Appendix 1: Urban Climate Zone Classification

This classification system (Oke 2004, unpublished) has been used to categorize LUR sites in the GVRD and Seattle.

Appendix 2: Technical Memo on Point Source Pollution

From: Julian Marshall

To: Mike Brauer

Date: October 4, 2006

Re: Point-source exposure surface for BAQS

Summary

This memo documents the approach for generating the point-source exposure surface for the BAQS epidemiology study.

Background and introduction

The Border Air Quality Study (BAQS) is a large epidemiology study of air pollution in the Georgia Air Basin, a region that includes Vancouver, Victoria, and Seattle. Other investigators have generated exposure metrics for traffic emissions, such as Sarah Henderson’s land-use regression (LUR) model. Here, I describe a metric of exposure for point-source (i.e., industrial) emissions in Vancouver.

The exposure metric described here can be calculated for any arbitrary location within the study region. At present, it has only been calculated at the locations of PC centroids in Vancouver.

The metric is a proxy for at-home exposure to industrial point-source emissions. It is only a proxy. No actual concentrations are estimated. The approach employed here is modeled in part after the work of Yu et al. (2006), “Residential Exposure to Petrochemicals and the Risk of Leukemia: Using Geographic Information System Tools to Estimate Individual-Level Residential Exposure” (Am J Epidemiol 164, 200–207). One difference, however, is that Yu and colleagues employed wedges (shape: pie-piece) that explicitly account for wind direction. Here, uniform circles are used, thus ignoring wind direction. The study location for the Yu et al. article (Kaohsiung, Taiwan) includes only four point sources, all major petrochemical complexes. In contrast, Vancouver includes hundreds of industrial point sources.

Approach

The point-source exposure metric is a proximity-weighted summation of relative emissions within a given radius of each PC centroid. The metric incorporates three main inputs:

1.  Point-source emissions and locations

Point-source emissions and locations were supplied by Thomas Nipen (), a UBC graduate student working with Professor Roland Stull. Professor Stull uses these data as input to the CMAQ air dispersion model. Emission locations are throughout Southwestern Canada and Northwestern United States.

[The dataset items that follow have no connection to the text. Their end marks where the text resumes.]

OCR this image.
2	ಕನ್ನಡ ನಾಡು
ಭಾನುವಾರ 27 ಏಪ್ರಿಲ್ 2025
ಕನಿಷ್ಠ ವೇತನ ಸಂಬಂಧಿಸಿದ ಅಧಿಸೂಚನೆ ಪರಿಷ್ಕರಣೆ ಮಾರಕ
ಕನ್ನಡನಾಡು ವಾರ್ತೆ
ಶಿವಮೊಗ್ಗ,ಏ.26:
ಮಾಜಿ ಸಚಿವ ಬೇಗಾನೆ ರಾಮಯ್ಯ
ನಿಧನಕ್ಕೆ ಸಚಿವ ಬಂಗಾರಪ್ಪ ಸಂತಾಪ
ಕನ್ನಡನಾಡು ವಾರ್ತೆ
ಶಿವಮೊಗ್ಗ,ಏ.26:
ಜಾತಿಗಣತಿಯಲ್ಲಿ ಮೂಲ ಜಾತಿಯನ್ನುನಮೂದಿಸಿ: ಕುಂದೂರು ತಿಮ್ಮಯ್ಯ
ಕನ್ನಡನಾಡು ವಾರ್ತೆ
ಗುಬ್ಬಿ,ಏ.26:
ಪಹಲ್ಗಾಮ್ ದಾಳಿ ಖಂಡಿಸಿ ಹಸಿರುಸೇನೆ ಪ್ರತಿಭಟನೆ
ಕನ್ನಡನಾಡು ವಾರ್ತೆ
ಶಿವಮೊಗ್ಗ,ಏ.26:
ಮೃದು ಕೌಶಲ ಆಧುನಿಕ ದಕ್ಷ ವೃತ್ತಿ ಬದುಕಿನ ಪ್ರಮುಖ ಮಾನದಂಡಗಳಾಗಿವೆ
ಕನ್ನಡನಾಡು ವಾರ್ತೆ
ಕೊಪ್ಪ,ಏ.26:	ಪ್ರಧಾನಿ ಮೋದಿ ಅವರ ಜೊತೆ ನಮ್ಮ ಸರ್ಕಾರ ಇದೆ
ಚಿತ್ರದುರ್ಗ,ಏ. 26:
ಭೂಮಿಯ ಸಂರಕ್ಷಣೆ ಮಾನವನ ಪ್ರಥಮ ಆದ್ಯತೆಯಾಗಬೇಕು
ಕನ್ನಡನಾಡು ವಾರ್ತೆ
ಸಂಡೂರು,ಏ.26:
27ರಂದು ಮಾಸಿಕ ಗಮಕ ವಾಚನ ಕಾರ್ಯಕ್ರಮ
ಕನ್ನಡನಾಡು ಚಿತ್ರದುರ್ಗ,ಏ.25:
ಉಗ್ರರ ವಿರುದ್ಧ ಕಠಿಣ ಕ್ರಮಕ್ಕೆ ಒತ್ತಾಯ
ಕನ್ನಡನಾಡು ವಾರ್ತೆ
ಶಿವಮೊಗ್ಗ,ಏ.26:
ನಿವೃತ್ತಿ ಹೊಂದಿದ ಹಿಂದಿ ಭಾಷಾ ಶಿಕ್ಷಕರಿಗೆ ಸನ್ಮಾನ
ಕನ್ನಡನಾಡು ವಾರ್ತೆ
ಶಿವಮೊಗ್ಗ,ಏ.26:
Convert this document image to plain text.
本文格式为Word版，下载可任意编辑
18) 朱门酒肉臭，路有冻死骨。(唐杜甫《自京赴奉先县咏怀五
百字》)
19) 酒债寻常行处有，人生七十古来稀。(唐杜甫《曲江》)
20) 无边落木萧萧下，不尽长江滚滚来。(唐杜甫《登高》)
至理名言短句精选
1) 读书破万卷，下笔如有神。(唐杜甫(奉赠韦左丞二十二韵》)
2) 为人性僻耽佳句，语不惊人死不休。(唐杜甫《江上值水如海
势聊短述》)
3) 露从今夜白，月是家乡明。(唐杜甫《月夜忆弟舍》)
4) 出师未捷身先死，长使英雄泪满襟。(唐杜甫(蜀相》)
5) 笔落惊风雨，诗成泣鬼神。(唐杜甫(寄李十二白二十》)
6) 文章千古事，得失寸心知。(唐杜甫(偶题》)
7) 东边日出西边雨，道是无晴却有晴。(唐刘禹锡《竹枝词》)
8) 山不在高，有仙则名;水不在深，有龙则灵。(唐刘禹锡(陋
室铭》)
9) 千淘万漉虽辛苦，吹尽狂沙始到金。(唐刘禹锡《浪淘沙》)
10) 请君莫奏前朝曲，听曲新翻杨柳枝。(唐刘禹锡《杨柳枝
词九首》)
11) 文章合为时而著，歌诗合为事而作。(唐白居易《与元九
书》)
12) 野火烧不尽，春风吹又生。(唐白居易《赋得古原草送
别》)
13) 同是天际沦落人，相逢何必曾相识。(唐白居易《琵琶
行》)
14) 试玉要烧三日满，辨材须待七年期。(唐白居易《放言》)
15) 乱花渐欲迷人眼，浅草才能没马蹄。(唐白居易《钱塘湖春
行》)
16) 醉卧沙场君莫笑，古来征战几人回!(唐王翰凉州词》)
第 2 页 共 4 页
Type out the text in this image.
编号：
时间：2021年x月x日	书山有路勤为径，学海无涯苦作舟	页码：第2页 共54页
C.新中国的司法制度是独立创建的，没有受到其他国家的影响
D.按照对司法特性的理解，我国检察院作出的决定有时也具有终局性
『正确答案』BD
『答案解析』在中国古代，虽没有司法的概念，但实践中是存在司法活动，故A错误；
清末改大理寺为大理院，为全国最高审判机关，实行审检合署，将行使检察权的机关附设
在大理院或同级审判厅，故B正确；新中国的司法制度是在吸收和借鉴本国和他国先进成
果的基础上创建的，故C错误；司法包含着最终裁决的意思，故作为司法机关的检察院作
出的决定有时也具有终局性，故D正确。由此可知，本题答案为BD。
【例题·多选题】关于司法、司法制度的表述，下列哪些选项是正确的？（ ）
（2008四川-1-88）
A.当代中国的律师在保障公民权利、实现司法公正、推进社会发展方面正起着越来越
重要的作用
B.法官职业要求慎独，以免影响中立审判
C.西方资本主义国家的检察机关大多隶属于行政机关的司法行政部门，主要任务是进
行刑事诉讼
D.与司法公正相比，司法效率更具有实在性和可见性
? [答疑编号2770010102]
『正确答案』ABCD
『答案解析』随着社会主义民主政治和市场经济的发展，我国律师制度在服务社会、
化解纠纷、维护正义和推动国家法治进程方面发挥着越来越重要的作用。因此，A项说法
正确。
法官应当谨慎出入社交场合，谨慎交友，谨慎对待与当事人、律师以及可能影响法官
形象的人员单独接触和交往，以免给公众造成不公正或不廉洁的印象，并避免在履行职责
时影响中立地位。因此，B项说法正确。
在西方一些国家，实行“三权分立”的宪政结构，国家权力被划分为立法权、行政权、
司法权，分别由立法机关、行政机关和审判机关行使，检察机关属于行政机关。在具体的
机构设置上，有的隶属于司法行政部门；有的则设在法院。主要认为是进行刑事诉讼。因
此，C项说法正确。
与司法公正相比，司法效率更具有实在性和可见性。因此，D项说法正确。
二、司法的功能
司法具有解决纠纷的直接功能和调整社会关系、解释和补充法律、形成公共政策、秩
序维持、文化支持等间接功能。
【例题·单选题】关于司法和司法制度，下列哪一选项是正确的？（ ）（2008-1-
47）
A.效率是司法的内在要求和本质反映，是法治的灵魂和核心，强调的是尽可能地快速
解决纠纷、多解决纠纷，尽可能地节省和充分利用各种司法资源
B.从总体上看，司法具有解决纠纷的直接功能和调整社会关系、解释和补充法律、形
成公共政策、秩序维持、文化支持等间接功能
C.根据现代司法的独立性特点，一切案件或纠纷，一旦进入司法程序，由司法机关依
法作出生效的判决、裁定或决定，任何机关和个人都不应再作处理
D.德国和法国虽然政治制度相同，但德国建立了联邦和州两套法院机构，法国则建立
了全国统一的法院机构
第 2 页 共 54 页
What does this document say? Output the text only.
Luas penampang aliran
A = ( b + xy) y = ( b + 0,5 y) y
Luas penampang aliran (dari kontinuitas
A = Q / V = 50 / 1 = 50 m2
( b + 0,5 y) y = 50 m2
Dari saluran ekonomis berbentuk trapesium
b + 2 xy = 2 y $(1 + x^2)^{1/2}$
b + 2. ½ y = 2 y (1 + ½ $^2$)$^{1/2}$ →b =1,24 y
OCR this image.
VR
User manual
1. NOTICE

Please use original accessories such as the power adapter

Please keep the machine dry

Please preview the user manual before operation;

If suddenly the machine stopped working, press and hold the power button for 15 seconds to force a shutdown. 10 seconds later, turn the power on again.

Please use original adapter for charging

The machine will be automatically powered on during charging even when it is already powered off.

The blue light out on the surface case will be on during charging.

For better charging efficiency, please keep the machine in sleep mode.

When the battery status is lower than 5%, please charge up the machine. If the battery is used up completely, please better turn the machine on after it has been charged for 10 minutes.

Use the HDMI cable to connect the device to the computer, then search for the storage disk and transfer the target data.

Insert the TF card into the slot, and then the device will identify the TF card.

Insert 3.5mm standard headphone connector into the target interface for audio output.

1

Emissions (tons per day) are given for the following 8 pollutants: CO, NOX, VOC, NH3, SO2, PM10, PM2_5, and PMC (coarse PM; i.e., PM10 minus PM2_5).

Emission inventories can be notoriously inaccurate, in part because (1) they are labor-intensive to generate, and (2) important information is often difficult or impossible to obtain and/or verify. Prof. Stull’s group has attempted to fix obvious errors in the official inventory (and thus there may be minor differences between the dataset employed here and the official inventory). Nevertheless, the data are not perfect. Here is an example of a (minor) inconsistency I identified in the data: for 38 out of 9,458 point sources[1], reported emissions are greater for PM2.5 than for PM10 (which is not possible). In all but a few cases, the discrepancy is modest (30% or less). For this work, I have employed the dataset as it was provided to me, without modification. To evaluate or confirm the data would be a significant task, and is beyond the scope of this investigation.

2.  PC locations

Latitudes and longitudes of PC centroids were supplied to me by Cornel Lencar (a SOEH/BAQS staff member; ). The dataset contains 93,716 PCs, with lat/lon values for 91,348 PCs. (The remaining 2,368 PCs are no longer in use or are otherwise missing location information.) In addition, 34 of the 91,348 PCs are not considered here because they are located outside the Georgia Air Basin. Thus, results below are reported for the 91,314 PC with lat/lon values inside the GAB.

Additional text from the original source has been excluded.